At the carousel, a homely girl and her young father climbed atop a pair of emerald-and-silver horses with cherry tongues hanging out of their mouths.
“I have to find the money to pay these people,” Nadia said. “There’s no running away from them.”
“You’re kidding yourself, Nadia. Once they start squeezing, they’ll never stop.”
“No, you’re wrong. The old man, Victor Bodnar, he’s different. I don’t know why, but I trust him. They just want to be compensated for their antiques business in their own sick and twisted way.”
“You really believe that?”
“Yes. But I hear you. I may be wrong. So I’m going to try it my way. If I find the money to pay them and they keep squeezing, then I’m going to the cops. In the meantime, I have to follow this trail on my own. If they’re with me when I find the money, there’s too big a risk they’ll kill me and take everything. Whatever it is, cash or commodity, I have to bring it to America, make it my own, and then pay them. Otherwise, I’m as good as dead.”

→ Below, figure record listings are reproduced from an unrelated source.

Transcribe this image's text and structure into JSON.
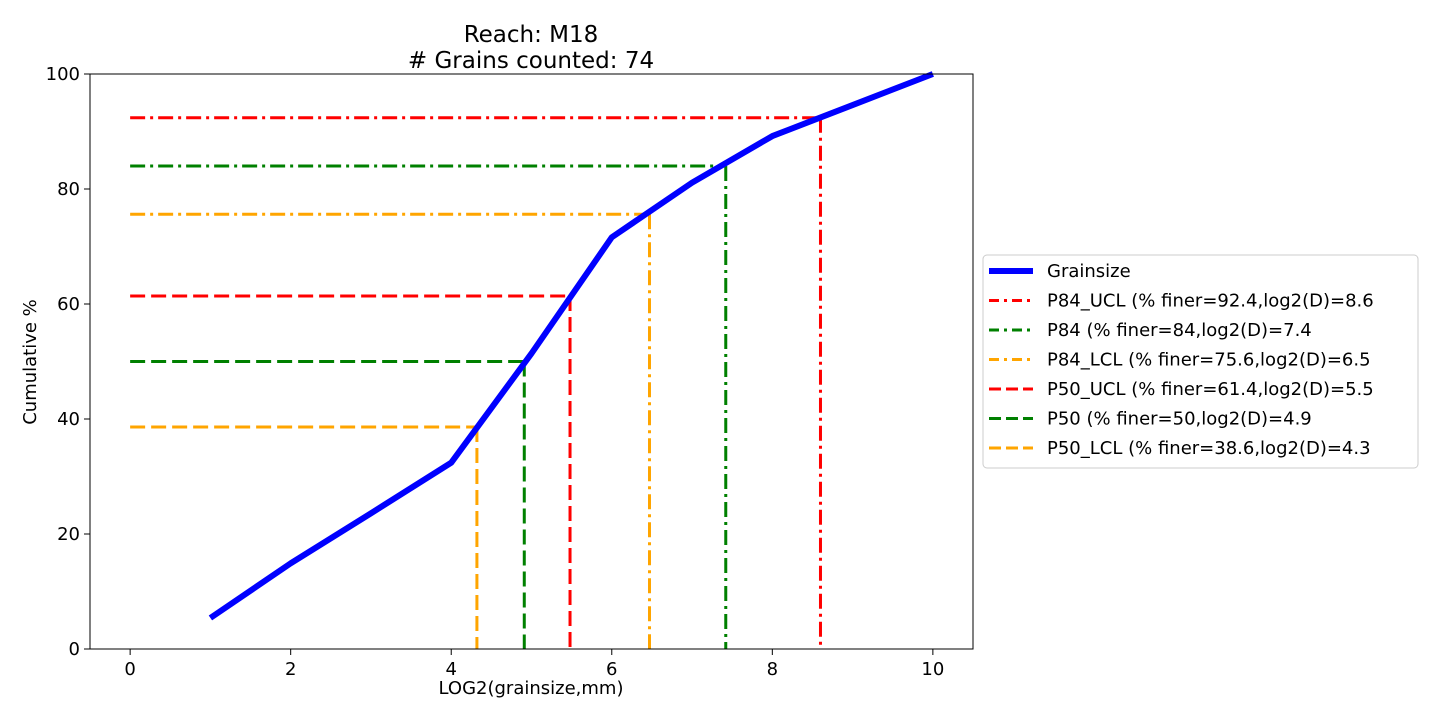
{
  "chart_data": {
    "type": "line",
    "title": "Reach: M18",
    "subtitle": "# Grains counted: 74",
    "xlabel": "LOG2(grainsize,mm)",
    "ylabel": "Cumulative %",
    "xlim": [
      -0.5,
      10.5
    ],
    "ylim": [
      0,
      100
    ],
    "xticks": [
      0,
      2,
      4,
      6,
      8,
      10
    ],
    "yticks": [
      0,
      20,
      40,
      60,
      80,
      100
    ],
    "grid": false,
    "legend_position": "right",
    "series": [
      {
        "name": "Grainsize",
        "color": "#0000ff",
        "style": "solid",
        "x": [
          1,
          2,
          3,
          4,
          5,
          6,
          7,
          8,
          9,
          10
        ],
        "y": [
          5.4,
          14.9,
          23.6,
          32.4,
          51.4,
          71.6,
          81.1,
          89.2,
          94.6,
          100
        ]
      }
    ],
    "percentiles": [
      {
        "name": "P84_UCL (% finer=92.4,log2(D)=8.6",
        "percent": 92.4,
        "log2d": 8.6,
        "color": "#ff0000",
        "style": "dashdot"
      },
      {
        "name": "P84 (% finer=84,log2(D)=7.4",
        "percent": 84,
        "log2d": 7.42,
        "color": "#008000",
        "style": "dashdot"
      },
      {
        "name": "P84_LCL (% finer=75.6,log2(D)=6.5",
        "percent": 75.6,
        "log2d": 6.47,
        "color": "#ffa500",
        "style": "dashdot"
      },
      {
        "name": "P50_UCL (% finer=61.4,log2(D)=5.5",
        "percent": 61.4,
        "log2d": 5.48,
        "color": "#ff0000",
        "style": "dashed"
      },
      {
        "name": "P50 (% finer=50,log2(D)=4.9",
        "percent": 50,
        "log2d": 4.91,
        "color": "#008000",
        "style": "dashed"
      },
      {
        "name": "P50_LCL (% finer=38.6,log2(D)=4.3",
        "percent": 38.6,
        "log2d": 4.32,
        "color": "#ffa500",
        "style": "dashed"
      }
    ]
  }
}
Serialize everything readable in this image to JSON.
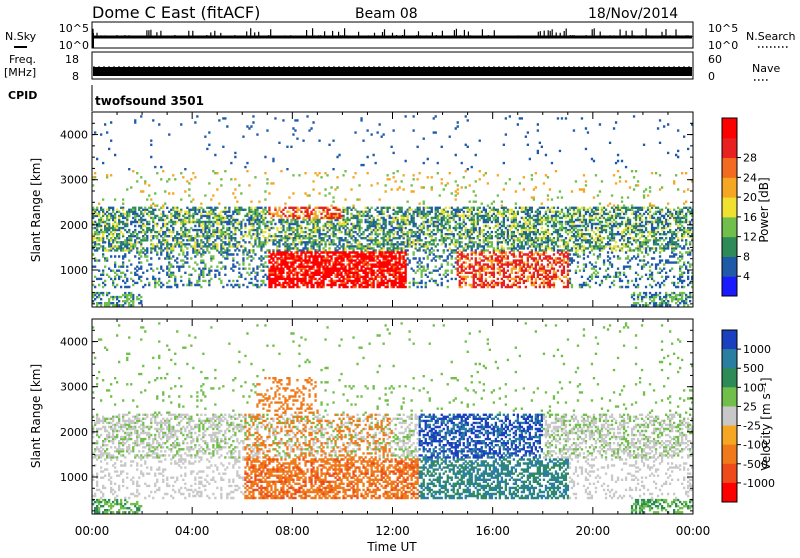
{
  "header": {
    "station": "Dome C East (fitACF)",
    "beam": "Beam 08",
    "date": "18/Nov/2014"
  },
  "strips": {
    "nsky_label": "N.Sky",
    "nsky_ticks": [
      "10^5",
      "10^0"
    ],
    "nsearch_label": "N.Search",
    "nsearch_ticks": [
      "10^5",
      "10^0"
    ],
    "freq_label_1": "Freq.",
    "freq_label_2": "[MHz]",
    "freq_ticks": [
      "18",
      "8"
    ],
    "nave_label": "Nave",
    "nave_ticks": [
      "60",
      "0"
    ],
    "cpid_label": "CPID",
    "cpid_value": "twofsound 3501"
  },
  "chart_data": [
    {
      "type": "heatmap",
      "title": "",
      "parameter": "Power",
      "ylabel": "Slant Range [km]",
      "xlabel": "",
      "xlim": [
        "00:00",
        "24:00"
      ],
      "ylim": [
        180,
        4500
      ],
      "x_tick_labels": [
        "00:00",
        "04:00",
        "08:00",
        "12:00",
        "16:00",
        "20:00",
        "00:00"
      ],
      "y_tick_labels": [
        "1000",
        "2000",
        "3000",
        "4000"
      ],
      "colorbar": {
        "label": "Power [dB]",
        "ticks": [
          "4",
          "8",
          "12",
          "16",
          "20",
          "24",
          "28"
        ],
        "colors": [
          "#1a1aff",
          "#1f5aa8",
          "#2e8b57",
          "#6fbf4a",
          "#f0e030",
          "#f5a623",
          "#f26b21",
          "#e82020",
          "#ff0000"
        ]
      }
    },
    {
      "type": "heatmap",
      "title": "",
      "parameter": "Velocity",
      "ylabel": "Slant Range [km]",
      "xlabel": "Time UT",
      "xlim": [
        "00:00",
        "24:00"
      ],
      "ylim": [
        180,
        4500
      ],
      "x_tick_labels": [
        "00:00",
        "04:00",
        "08:00",
        "12:00",
        "16:00",
        "20:00",
        "00:00"
      ],
      "y_tick_labels": [
        "1000",
        "2000",
        "3000",
        "4000"
      ],
      "colorbar": {
        "label": "Velocity [m s⁻¹]",
        "ticks": [
          "1000",
          "500",
          "100",
          "25",
          "-25",
          "-100",
          "-500",
          "-1000"
        ],
        "colors": [
          "#1a3fbf",
          "#2a7fa0",
          "#2e8b57",
          "#6fbf4a",
          "#c8c8c8",
          "#f5a623",
          "#f07a1a",
          "#ee4a1a",
          "#ff0000"
        ]
      }
    }
  ]
}
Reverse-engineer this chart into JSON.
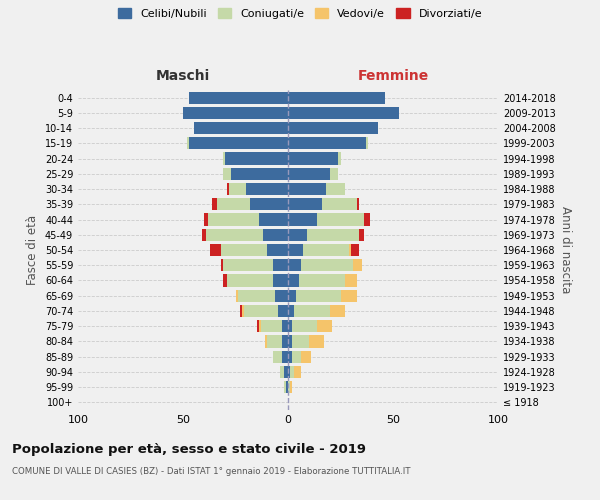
{
  "age_groups": [
    "100+",
    "95-99",
    "90-94",
    "85-89",
    "80-84",
    "75-79",
    "70-74",
    "65-69",
    "60-64",
    "55-59",
    "50-54",
    "45-49",
    "40-44",
    "35-39",
    "30-34",
    "25-29",
    "20-24",
    "15-19",
    "10-14",
    "5-9",
    "0-4"
  ],
  "birth_years": [
    "≤ 1918",
    "1919-1923",
    "1924-1928",
    "1929-1933",
    "1934-1938",
    "1939-1943",
    "1944-1948",
    "1949-1953",
    "1954-1958",
    "1959-1963",
    "1964-1968",
    "1969-1973",
    "1974-1978",
    "1979-1983",
    "1984-1988",
    "1989-1993",
    "1994-1998",
    "1999-2003",
    "2004-2008",
    "2009-2013",
    "2014-2018"
  ],
  "maschi": {
    "celibi": [
      0,
      1,
      2,
      3,
      3,
      3,
      5,
      6,
      7,
      7,
      10,
      12,
      14,
      18,
      20,
      27,
      30,
      47,
      45,
      50,
      47
    ],
    "coniugati": [
      0,
      1,
      2,
      4,
      7,
      10,
      16,
      18,
      22,
      24,
      22,
      27,
      24,
      16,
      8,
      4,
      1,
      1,
      0,
      0,
      0
    ],
    "vedovi": [
      0,
      0,
      0,
      0,
      1,
      1,
      1,
      1,
      0,
      0,
      0,
      0,
      0,
      0,
      0,
      0,
      0,
      0,
      0,
      0,
      0
    ],
    "divorziati": [
      0,
      0,
      0,
      0,
      0,
      1,
      1,
      0,
      2,
      1,
      5,
      2,
      2,
      2,
      1,
      0,
      0,
      0,
      0,
      0,
      0
    ]
  },
  "femmine": {
    "nubili": [
      0,
      0,
      1,
      2,
      2,
      2,
      3,
      4,
      5,
      6,
      7,
      9,
      14,
      16,
      18,
      20,
      24,
      37,
      43,
      53,
      46
    ],
    "coniugate": [
      0,
      1,
      2,
      4,
      8,
      12,
      17,
      21,
      22,
      25,
      22,
      25,
      22,
      17,
      9,
      4,
      1,
      1,
      0,
      0,
      0
    ],
    "vedove": [
      0,
      1,
      3,
      5,
      7,
      7,
      7,
      8,
      6,
      4,
      1,
      0,
      0,
      0,
      0,
      0,
      0,
      0,
      0,
      0,
      0
    ],
    "divorziate": [
      0,
      0,
      0,
      0,
      0,
      0,
      0,
      0,
      0,
      0,
      4,
      2,
      3,
      1,
      0,
      0,
      0,
      0,
      0,
      0,
      0
    ]
  },
  "colors": {
    "celibi": "#3d6b9e",
    "coniugati": "#c5d9a8",
    "vedovi": "#f5c46a",
    "divorziati": "#cc2222"
  },
  "legend_labels": [
    "Celibi/Nubili",
    "Coniugati/e",
    "Vedovi/e",
    "Divorziati/e"
  ],
  "title": "Popolazione per età, sesso e stato civile - 2019",
  "subtitle": "COMUNE DI VALLE DI CASIES (BZ) - Dati ISTAT 1° gennaio 2019 - Elaborazione TUTTITALIA.IT",
  "ylabel_left": "Fasce di età",
  "ylabel_right": "Anni di nascita",
  "xlabel_left": "Maschi",
  "xlabel_right": "Femmine",
  "xlim": 100,
  "bg_color": "#f0f0f0",
  "grid_color": "#cccccc"
}
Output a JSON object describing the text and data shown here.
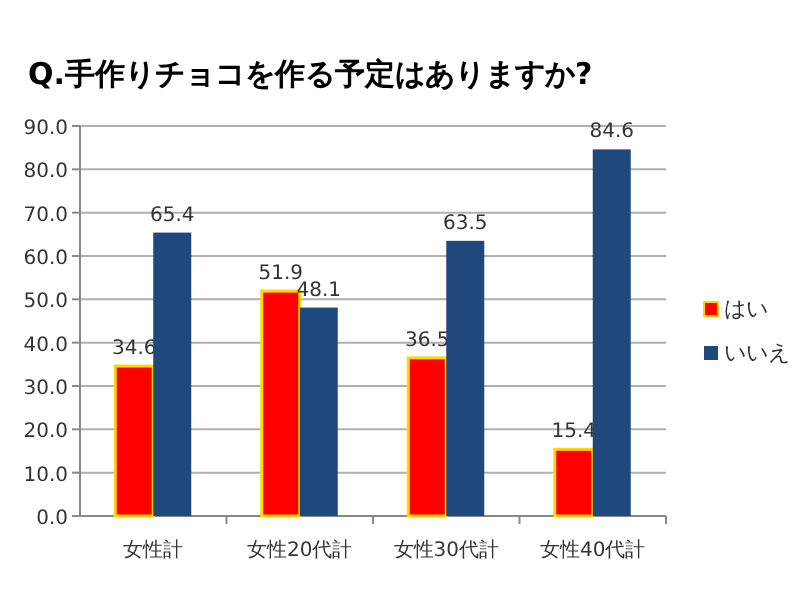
{
  "chart_data": {
    "type": "bar",
    "title": "Q.手作りチョコを作る予定はありますか?",
    "categories": [
      "女性計",
      "女性20代計",
      "女性30代計",
      "女性40代計"
    ],
    "series": [
      {
        "name": "はい",
        "color": "#ff0000",
        "values": [
          34.6,
          51.9,
          36.5,
          15.4
        ]
      },
      {
        "name": "いいえ",
        "color": "#1f497d",
        "values": [
          65.4,
          48.1,
          63.5,
          84.6
        ]
      }
    ],
    "ylim": [
      0,
      90
    ],
    "yticks": [
      {
        "value": 0,
        "label": "0.0"
      },
      {
        "value": 10,
        "label": "10.0"
      },
      {
        "value": 20,
        "label": "20.0"
      },
      {
        "value": 30,
        "label": "30.0"
      },
      {
        "value": 40,
        "label": "40.0"
      },
      {
        "value": 50,
        "label": "50.0"
      },
      {
        "value": 60,
        "label": "60.0"
      },
      {
        "value": 70,
        "label": "70.0"
      },
      {
        "value": 80,
        "label": "80.0"
      },
      {
        "value": 90,
        "label": "90.0"
      }
    ],
    "grid": "y",
    "legend": "right",
    "data_labels": true
  }
}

An organ-based version of “Raindrops Keep Fallin’ on My Head” started up. The carousel began to turn.
Johnny said, “So you really want to go through with this?”
Nadia watched the carousel. “I have no choice.” It was a snap decision, the kind that had made her career on Wall Street, based on a decisiveness she’d inherited from her father.
“As your attorney, I have to advise against this. You should go to the police and the FBI and tell them what happened. That business with the stolen-art ring was dangerous last year. But this thing… with these people…”
“I appreciate it, Johnny, but my mind is made up. I’m going to get that money before anyone else does.”
“Your next meeting with your probation officer in Jersey is in twenty-five days. Be sure you’re back by then.”
“Twenty-five days? Please. In twenty-five days, I’m treating you to a hamburger and fries at the fast-food restaurant of your choice.”
Johnny managed a smile. “You big spender, you.”
The carousel spun round and round. The little girl stayed two lengths behind her father, unable to catch up to him no matter how much she willed her horse to run faster.
CHAPTER 19

VICTOR SAT AT his usual table, watching exhaust billow from a black SUV through a window beside the entrance to Veselka. Two of Misha’s men sat in the front seats, pounding raspberry blintzes. Inside the restaurant, two other bodyguards sat at the counter across from the dining room, downing pints of pilsner. They blended in with a cross section of New York City: students, artists, lawyers, bureaucrats, and businesspeople.
“Amazov can’t make it,” Misha said, reading from his infuriating little electronic device. “He wants me to fill him in later.”
Misha put the device aside. A sizzling kielbasa appetizer cooled on his plate. He reached for a pickle and studied its texture and color as though judging a contest. He bit off the end and chewed quickly.
“Not bad,” Misha said. “Good garlic. Good crunch. They must have aged it in cold water, not hot. Good spices.”
Victor grimaced. “You eat pickles with kielbasa?”
“I eat pickles with everything, man. Major flavor with zero calories. You can’t beat it with your rhythm stick.”
Victor shook his head and sipped his coffee. They were seated at a table for four in the far corner, Victor with his back against the wall. Misha’s plate smelled of spicy pork and garlic. Victor hadn’t eaten for twenty-four hours and still wasn’t hungry.